Q5: What happens if you perform filtered searches without creating payload indexes?
Without payload indexes, Qdrant must sequentially scan the payload of every point to evaluate filter conditions. As data volume grows, search latency increases linearly, causing severe performance degradation in production environments.
Q6: How do you implement hybrid search (vector + keyword) in Qdrant?
Use Qdrant's Sparse Vector feature to combine BM25-style keyword search with dense vector search. Configure both dense and sparse vectors in the collection, use Prefetch to retrieve results from each search, then merge results using a fusion strategy like Reciprocal Rank Fusion (RRF).

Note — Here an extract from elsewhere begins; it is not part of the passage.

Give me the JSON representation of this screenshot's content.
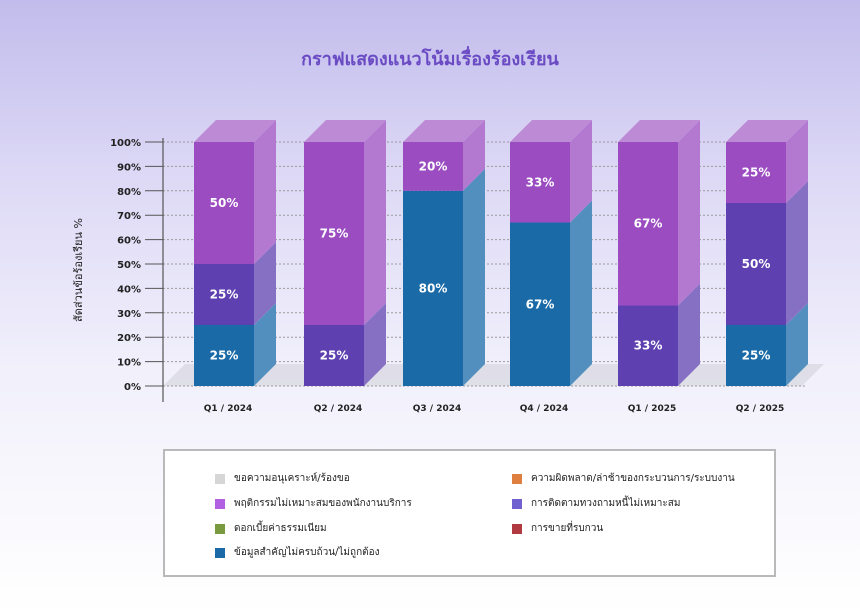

Q7: How are data distribution and consistency managed in Qdrant's cluster mode?
In cluster mode, data is distributed across nodes at the Shard level. Metadata consistency is maintained through the Raft consensus protocol, and each shard can have replicas across multiple nodes to ensure high availability.
Q8: What are the benefits of using gRPC instead of REST, and how do you configure it in the Python client?
gRPC uses Protocol Buffers binary serialization, delivering 2-3x faster processing compared to REST (JSON). In the Python client, set grpc_port=6334 and prefer_grpc=True when creating the QdrantClient to automatically use gRPC.